I assume a drop from 5V to 2.7V over 0.5 ms is considered a slow peak? 0.5 ms is a long time in computer terms. Digressing a little, do you think a 6.3V rated capacitor is enough for a 5V design? I’d been reading some advice that suggests derating the capacitor by at least 2x, so that would mean a minimum 10V rating. The idea was to avoid routinely operating the capacitor close to its rated maximum voltage, just to be extra-safe, but maybe that’s being overly paranoid.
The capacitor’s physical size doesn’t seem to be the problem I’d feared. I have some 220 uF capacitors here that are the size of my thumb, which is what I was looking at when I got worried about the size of a 470 uF or 1000 uF. But the ones I have are probably 10-20 years old. As you said, modern ones seem much smaller.
For rework of the current board version, I’ll have to use a single PTH capacitor, since that’s all I can realistically fit.

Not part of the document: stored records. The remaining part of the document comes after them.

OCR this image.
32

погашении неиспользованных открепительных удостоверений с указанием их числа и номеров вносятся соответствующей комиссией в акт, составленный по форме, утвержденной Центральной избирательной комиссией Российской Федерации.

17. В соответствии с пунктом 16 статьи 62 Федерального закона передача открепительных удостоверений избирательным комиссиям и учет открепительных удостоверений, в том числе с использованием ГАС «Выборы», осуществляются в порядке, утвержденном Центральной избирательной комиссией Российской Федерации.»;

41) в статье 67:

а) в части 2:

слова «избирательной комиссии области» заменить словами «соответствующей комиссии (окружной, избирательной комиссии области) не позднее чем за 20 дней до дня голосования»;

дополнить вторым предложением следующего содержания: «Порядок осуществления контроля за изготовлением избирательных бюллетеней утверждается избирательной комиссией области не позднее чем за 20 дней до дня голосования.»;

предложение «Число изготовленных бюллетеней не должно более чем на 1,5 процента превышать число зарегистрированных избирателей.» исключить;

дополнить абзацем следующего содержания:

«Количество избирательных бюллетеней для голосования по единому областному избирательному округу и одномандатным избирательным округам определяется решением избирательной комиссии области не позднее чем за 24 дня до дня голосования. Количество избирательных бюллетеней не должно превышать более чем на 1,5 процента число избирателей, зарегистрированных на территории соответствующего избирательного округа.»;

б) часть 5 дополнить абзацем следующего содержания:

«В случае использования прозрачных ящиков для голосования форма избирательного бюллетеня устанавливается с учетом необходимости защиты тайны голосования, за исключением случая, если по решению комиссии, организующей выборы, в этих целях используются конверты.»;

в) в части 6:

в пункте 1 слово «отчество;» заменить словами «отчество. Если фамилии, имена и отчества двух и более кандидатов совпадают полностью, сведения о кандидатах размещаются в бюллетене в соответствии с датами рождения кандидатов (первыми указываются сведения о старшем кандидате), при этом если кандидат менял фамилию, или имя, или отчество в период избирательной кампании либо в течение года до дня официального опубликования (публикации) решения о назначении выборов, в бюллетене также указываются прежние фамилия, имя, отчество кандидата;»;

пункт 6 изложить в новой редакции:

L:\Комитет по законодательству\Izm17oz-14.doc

Looking at http://www.newark.com/rubycon/16pk680mefc8x11-5/aluminum-electrolytic-capacitor/dp/39T8553 or https://www.digikey.com/product-detail/en/rubycon/10PK1000MEFC8X11.5/1189-1050-ND/3133980. If I’m able to redesign the board in the future, I can switch to SMD capacitors, either one large one or two smaller ones in parallel.
Argh, it seems the “secret formula” work-around for the A1243 that I posted above doesn’t work, at least not reliably. I’d thought there was only a big voltage sag when another device was connected to the A1243’s built-in hub, but it appears that’s incorrect. I’m testing with a different A1243 now (the first one was a loaner), so maybe there’s some variation, but at least with this one I always get the big voltage sag. That means there’s no work-around possible aside from a hardware modification to the Retro USB, or else using a powered hub for the A1243.
Have you tried detecting the situation, and simulating a unplug/replug sequence to see if that works? If you luck out, you\\\’ll be able to fix it in software alone.